1. Depth First Search

# Definition for a binary tree node.
# class TreeNode:
#     def __init__(self, val=0, left=None, right=None):
#         self.val = val
#         self.left = left
#         self.right = right
class Solution:
    def tree2str(self, root: Optional[TreeNode]) -> str:
        if not root:
            return ""

        cur = root.val
        left = self.tree2str(root.left)
        right = self.tree2str(root.right)

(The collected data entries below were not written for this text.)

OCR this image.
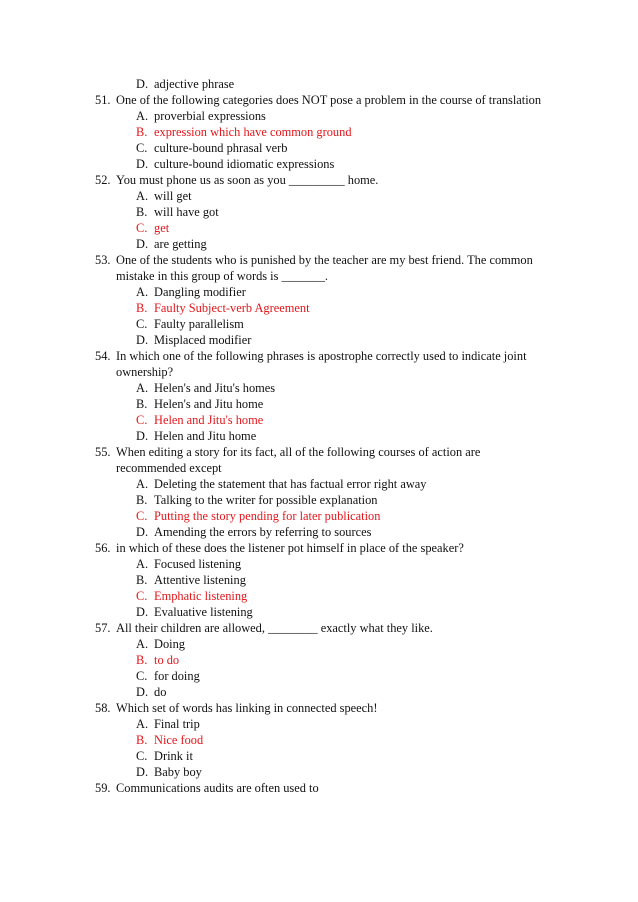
D. adjective phrase
51. One of the following categories does NOT pose a problem in the course of translation
A. proverbial expressions
B. expression which have common ground
C. culture-bound phrasal verb
D. culture-bound idiomatic expressions
52. You must phone us as soon as you _________ home.
A. will get
B. will have got
C. get
D. are getting
53. One of the students who is punished by the teacher are my best friend. The common
mistake in this group of words is _______.
A. Dangling modifier
B. Faulty Subject-verb Agreement
C. Faulty parallelism
D. Misplaced modifier
54. In which one of the following phrases is apostrophe correctly used to indicate joint
ownership?
A. Helen's and Jitu's homes
B. Helen's and Jitu home
C. Helen and Jitu's home
D. Helen and Jitu home
55. When editing a story for its fact, all of the following courses of action are
recommended except
A. Deleting the statement that has factual error right away
B. Talking to the writer for possible explanation
C. Putting the story pending for later publication
D. Amending the errors by referring to sources
56. in which of these does the listener pot himself in place of the speaker?
A. Focused listening
B. Attentive listening
C. Emphatic listening
D. Evaluative listening
57. All their children are allowed, ________ exactly what they like.
A. Doing
B. to do
C. for doing
D. do
58. Which set of words has linking in connected speech!
A. Final trip
B. Nice food
C. Drink it
D. Baby boy
59. Communications audits are often used to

        if left and right:
            return f"{cur}({left})({right})"

        if right:
            return f"{cur}()({right})"

        if left:
            return f"{cur}({left})"

        return str(cur)

Time & Space Complexity

Time complexity: $O(n ^ 2)$
Space complexity: $O(n)$

2. Depth First Search (Optimal)

# Definition for a binary tree node.
# class TreeNode:
#     def __init__(self, val=0, left=None, right=None):
#         self.val = val
#         self.left = left
#         self.right = right
class Solution:
    def tree2str(self, root: Optional[TreeNode]) -> str:
        res = []

        def preorder(root):
            if not root:
                return
            res.append("(")
            res.append(str(root.val))
            if not root.left and root.right:
                res.append("()")
            preorder(root.left)
            preorder(root.right)
            res.append(")")

        preorder(root)
        return "".join(res)[1:-1]

Time & Space Complexity

Time complexity: $O(n)$
Space complexity: $O(n)$

3. Iterative DFS

# Definition for a binary tree node.
# class TreeNode:
#     def __init__(self, val=0, left=None, right=None):
#         self.val = val
#         self.left = left
#         self.right = right
class Solution:
    def tree2str(self, root: Optional[TreeNode]) -> str:
        if not root:
            return ""

        res = []
        stack = []
        last_visited = None
        cur = root

        while cur or stack:
            if cur:
                res.append(f"({cur.val}")
                if not cur.left and cur.right:
                    res.append("()")

                stack.append(cur)
                cur = cur.left
            else:
                top = stack[-1]
                if top.right and last_visited != top.right:
                    cur = top.right
                else:
                    stack.pop()
                    res.append(")")
                    last_visited = top

        return "".join(res)[1:-1]

Time & Space Complexity

Time complexity: $O(n)$
Space complexity: $O(n)$